In occasione della presentazione della versione restaurata a Cannes2019, abbiamo scelto per voi un classico del genere horror americano: Shining.

C’è qualcosa di iconico in determinati film: una scena, un suono, una parola, un volto. Non importa se li hai visti o meno, alcuni film sono come scolpiti nell’immaginario collettivo, una sorta di coscienza comune: quando pronunci il titolo, la tua mente richiama immediatamente quel dettaglio, come un incantesimo, una malìa.

Tostadora.it

Shining è uno di questi.

Di cosa parla Shining?

Jack Torrance (Jack Nicholson) è uno scrittore a tempo perso, assunto come custode di un lussuoso albergo in una remota zona di montagna del Colorado. Dovrà trasferirsi lì per 5 mesi con la moglie e il figlioletto, Danny, un bambino estremamente sensibile e dotato della capacità di vedere oltre le cose comuni.

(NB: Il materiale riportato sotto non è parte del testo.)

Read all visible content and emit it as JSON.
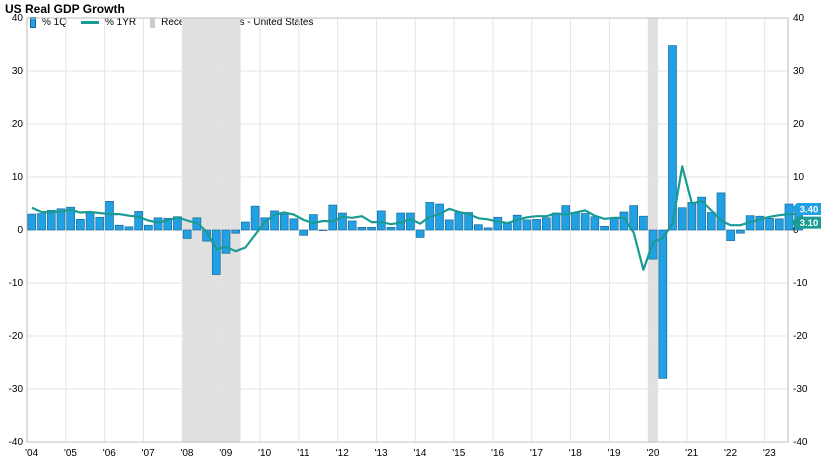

Tutto sembrerebbe procedere per il meglio, se non fosse che sull’albergo aleggia un’aria di morte e di terrore, un venefico miasma che si diffonde e fa precipitare Jack nella follia più profonda…

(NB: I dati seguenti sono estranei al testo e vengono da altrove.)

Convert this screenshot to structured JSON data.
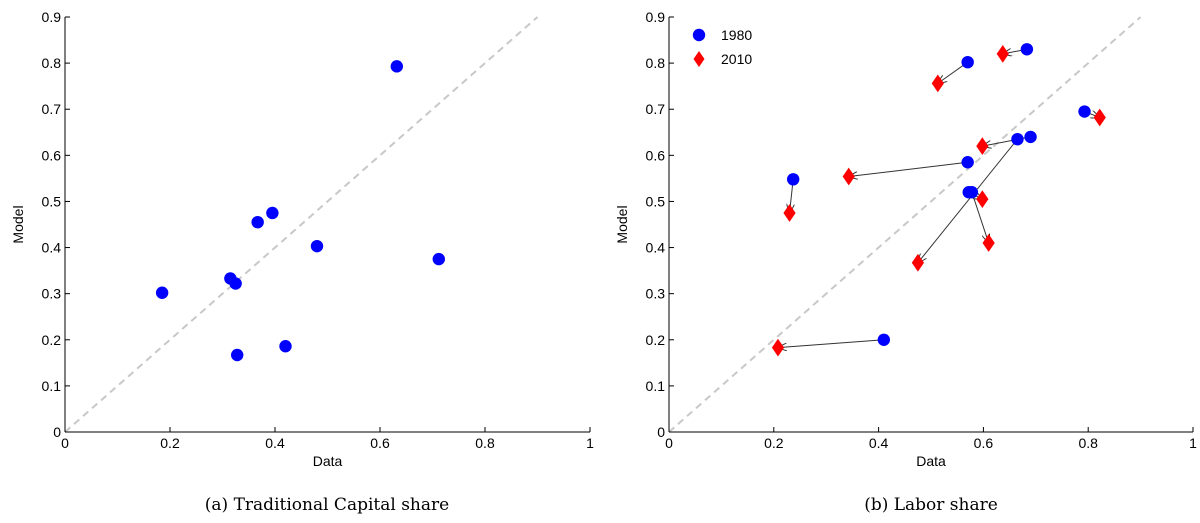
{
  "chart_data": [
    {
      "type": "scatter",
      "caption": "(a) Traditional Capital share",
      "xlabel": "Data",
      "ylabel": "Model",
      "xlim": [
        0,
        1
      ],
      "ylim": [
        0,
        0.9
      ],
      "xticks": [
        "0",
        "0.2",
        "0.4",
        "0.6",
        "0.8",
        "1"
      ],
      "yticks": [
        "0",
        "0.1",
        "0.2",
        "0.3",
        "0.4",
        "0.5",
        "0.6",
        "0.7",
        "0.8",
        "0.9"
      ],
      "xtick_values": [
        0,
        0.2,
        0.4,
        0.6,
        0.8,
        1
      ],
      "ytick_values": [
        0,
        0.1,
        0.2,
        0.3,
        0.4,
        0.5,
        0.6,
        0.7,
        0.8,
        0.9
      ],
      "reference_line": {
        "from": [
          0,
          0
        ],
        "to": [
          0.9,
          0.9
        ],
        "style": "dashed",
        "color": "#c8c8c8"
      },
      "series": [
        {
          "marker": "circle",
          "color": "#0000ff",
          "points": [
            [
              0.185,
              0.302
            ],
            [
              0.315,
              0.333
            ],
            [
              0.325,
              0.322
            ],
            [
              0.328,
              0.167
            ],
            [
              0.367,
              0.455
            ],
            [
              0.395,
              0.475
            ],
            [
              0.42,
              0.186
            ],
            [
              0.48,
              0.403
            ],
            [
              0.632,
              0.793
            ],
            [
              0.712,
              0.375
            ]
          ]
        }
      ]
    },
    {
      "type": "scatter",
      "caption": "(b) Labor share",
      "xlabel": "Data",
      "ylabel": "Model",
      "xlim": [
        0,
        1
      ],
      "ylim": [
        0,
        0.9
      ],
      "xticks": [
        "0",
        "0.2",
        "0.4",
        "0.6",
        "0.8",
        "1"
      ],
      "yticks": [
        "0",
        "0.1",
        "0.2",
        "0.3",
        "0.4",
        "0.5",
        "0.6",
        "0.7",
        "0.8",
        "0.9"
      ],
      "xtick_values": [
        0,
        0.2,
        0.4,
        0.6,
        0.8,
        1
      ],
      "ytick_values": [
        0,
        0.1,
        0.2,
        0.3,
        0.4,
        0.5,
        0.6,
        0.7,
        0.8,
        0.9
      ],
      "legend": {
        "placement": "top-left",
        "entries": [
          "1980",
          "2010"
        ]
      },
      "reference_line": {
        "from": [
          0,
          0
        ],
        "to": [
          0.9,
          0.9
        ],
        "style": "dashed",
        "color": "#c8c8c8"
      },
      "series": [
        {
          "name": "1980",
          "marker": "circle",
          "color": "#0000ff",
          "points": [
            [
              0.237,
              0.548
            ],
            [
              0.41,
              0.2
            ],
            [
              0.57,
              0.802
            ],
            [
              0.57,
              0.585
            ],
            [
              0.572,
              0.52
            ],
            [
              0.578,
              0.52
            ],
            [
              0.665,
              0.635
            ],
            [
              0.69,
              0.64
            ],
            [
              0.683,
              0.83
            ],
            [
              0.793,
              0.695
            ]
          ]
        },
        {
          "name": "2010",
          "marker": "diamond",
          "color": "#ff0000",
          "points": [
            [
              0.23,
              0.475
            ],
            [
              0.208,
              0.183
            ],
            [
              0.513,
              0.756
            ],
            [
              0.343,
              0.554
            ],
            [
              0.598,
              0.505
            ],
            [
              0.61,
              0.41
            ],
            [
              0.475,
              0.367
            ],
            [
              0.598,
              0.62
            ],
            [
              0.637,
              0.82
            ],
            [
              0.822,
              0.682
            ]
          ]
        }
      ],
      "arrows": [
        {
          "from": [
            0.237,
            0.548
          ],
          "to": [
            0.23,
            0.475
          ]
        },
        {
          "from": [
            0.41,
            0.2
          ],
          "to": [
            0.208,
            0.183
          ]
        },
        {
          "from": [
            0.57,
            0.802
          ],
          "to": [
            0.513,
            0.756
          ]
        },
        {
          "from": [
            0.57,
            0.585
          ],
          "to": [
            0.343,
            0.554
          ]
        },
        {
          "from": [
            0.572,
            0.52
          ],
          "to": [
            0.598,
            0.505
          ]
        },
        {
          "from": [
            0.578,
            0.52
          ],
          "to": [
            0.61,
            0.41
          ]
        },
        {
          "from": [
            0.665,
            0.635
          ],
          "to": [
            0.475,
            0.367
          ]
        },
        {
          "from": [
            0.69,
            0.64
          ],
          "to": [
            0.598,
            0.62
          ]
        },
        {
          "from": [
            0.683,
            0.83
          ],
          "to": [
            0.637,
            0.82
          ]
        },
        {
          "from": [
            0.793,
            0.695
          ],
          "to": [
            0.822,
            0.682
          ]
        }
      ]
    }
  ]
}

All work and no play makes Jack a dull boy

Perché ancora oggi Shining spaventa e attira come allora?

Uscito nelle sale nel 1980 e tratto dall’omonimo romanzo di Stephen King, Shining è diretto da Stanley Kubrick. Girato in maniera magistrale, questo film testimonia come, spesso, sia superfluo far uso di effetti speciali di alta tecnologia per ricreare l’orrore.

A volte, bastano suoni e poche, perfette angolazioni per scatenare il terrore nello spettatore. In Shining, infatti, la presenza del sovrannaturale, della morte è preceduta da suoni acuti e penetranti. E basta uno sgranare d’occhi e un respiro trattenuto perché immediatamente siamo consapevoli che qualcosa di terribile sta per succedere.

La tensione è portata alle stelle anche grazie all’interpretazione di Jack Nicholson: memorabili le sue espressioni, i cambiamenti repentini di umore e alcune battute (“Wendy, amore, sono a casa” pronuncia subito dopo aver sfondato la porta con l’ascia).

Leggi anche: Fuori of Thrones | GoT 8×06 “The Iron Throne”

Nella storia troviamo alcune componenti classiche del genere, come ad esempio la casa stregata.

L’Overlook Hotel è, infatti, infestato da spaventose presenze, anime che non trovano pace. La capacità di Danny di vedere oltre, questa “luccicanza” (in inglese, Shining) che lo accompagna e gli permette di salvarsi dalla follia del padre. I riferimenti ai vampiri, ai fantasmi e ai morti viventi. Ma ci sono anche riferimenti alla psicologia freudiana: il bifrontismo, il doppio. Le spaventose gemelle Gredy, il nome stesso dell’hotel che ha duplice significato, la figura di Jack, padre e marito, ma anche carnefice folle.

Stanley Kubrick con questo film ha riscritto le regole di un genere, girando un horror che ha traumatizzato il pubblico di allora. E anche quello di oggi.